We had a rousing fire built up in tother room, (not much like your city fire I reckon), ditto one in the kitchen and then what do you think we did? Well! We didn't do nothing, no I guess we didn't but we stuffed a dead goose and then put her in the oven to roast. About 10 o'clock, if you had looked through one of them big telescopes you have heard tell about, one of them 'ere things what big men look through and seen such wonderfications on the moon, you probably would not have seen Elliot and his better half (their older brother and his wife, Sarah, married one year earlier) wading through the snow up their ankles, but they like hard and weatherbeaten sailors put on bold faces and braved the storm manfully and thus came off conquerors, leaving their white antagonist none the better for interfering with the plans of others.

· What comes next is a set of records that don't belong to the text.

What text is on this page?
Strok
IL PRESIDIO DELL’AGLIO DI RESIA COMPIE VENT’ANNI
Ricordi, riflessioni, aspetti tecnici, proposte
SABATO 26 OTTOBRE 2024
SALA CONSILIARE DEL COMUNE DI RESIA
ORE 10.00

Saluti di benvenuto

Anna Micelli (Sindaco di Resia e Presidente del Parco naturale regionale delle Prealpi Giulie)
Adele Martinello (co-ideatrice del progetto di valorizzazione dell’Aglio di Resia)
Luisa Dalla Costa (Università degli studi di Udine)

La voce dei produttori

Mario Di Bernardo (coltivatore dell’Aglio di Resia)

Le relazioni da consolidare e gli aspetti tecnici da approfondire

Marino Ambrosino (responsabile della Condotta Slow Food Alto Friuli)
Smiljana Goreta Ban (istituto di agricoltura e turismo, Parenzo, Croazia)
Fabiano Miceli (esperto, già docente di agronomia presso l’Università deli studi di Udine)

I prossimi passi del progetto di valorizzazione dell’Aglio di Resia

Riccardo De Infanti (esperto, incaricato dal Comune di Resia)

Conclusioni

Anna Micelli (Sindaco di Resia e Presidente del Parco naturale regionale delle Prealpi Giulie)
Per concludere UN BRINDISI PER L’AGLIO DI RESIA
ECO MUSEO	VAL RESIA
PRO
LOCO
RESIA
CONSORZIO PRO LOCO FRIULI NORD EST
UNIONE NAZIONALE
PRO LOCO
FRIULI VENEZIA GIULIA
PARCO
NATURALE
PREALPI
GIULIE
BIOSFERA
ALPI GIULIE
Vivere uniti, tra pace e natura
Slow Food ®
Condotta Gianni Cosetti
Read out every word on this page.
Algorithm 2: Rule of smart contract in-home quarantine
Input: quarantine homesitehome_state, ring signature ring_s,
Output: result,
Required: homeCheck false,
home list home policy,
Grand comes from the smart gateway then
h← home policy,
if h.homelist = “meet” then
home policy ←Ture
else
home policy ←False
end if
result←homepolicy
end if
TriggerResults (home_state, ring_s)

Daniel Taylor, later in life
The other guests did not make their appearance, however we had quite a little party of Taylor's, and enjoyed ourselves first rate, especially about 4 o'clock for about this time the roast goose looked very tempting and but few in old Genesee worked much harder than we did, as we sat around the long table, levered with geese, chicken pies, plum puddings, bison cakes, with a little cabbage on it, with many other things too numerous to mention, justice was done to them all.
Thank you Elizabeth for writing letters! I wish we had a picture of you, and perhaps in the future, through finding Sizer cousins, we will find one, but I did not think a picture of your grave would be appropriate. In this letter, you are so alive and filled with energy, thoughts and love. Again, an ancestor I wish I could sit down with and get to know over coffee (or tea?).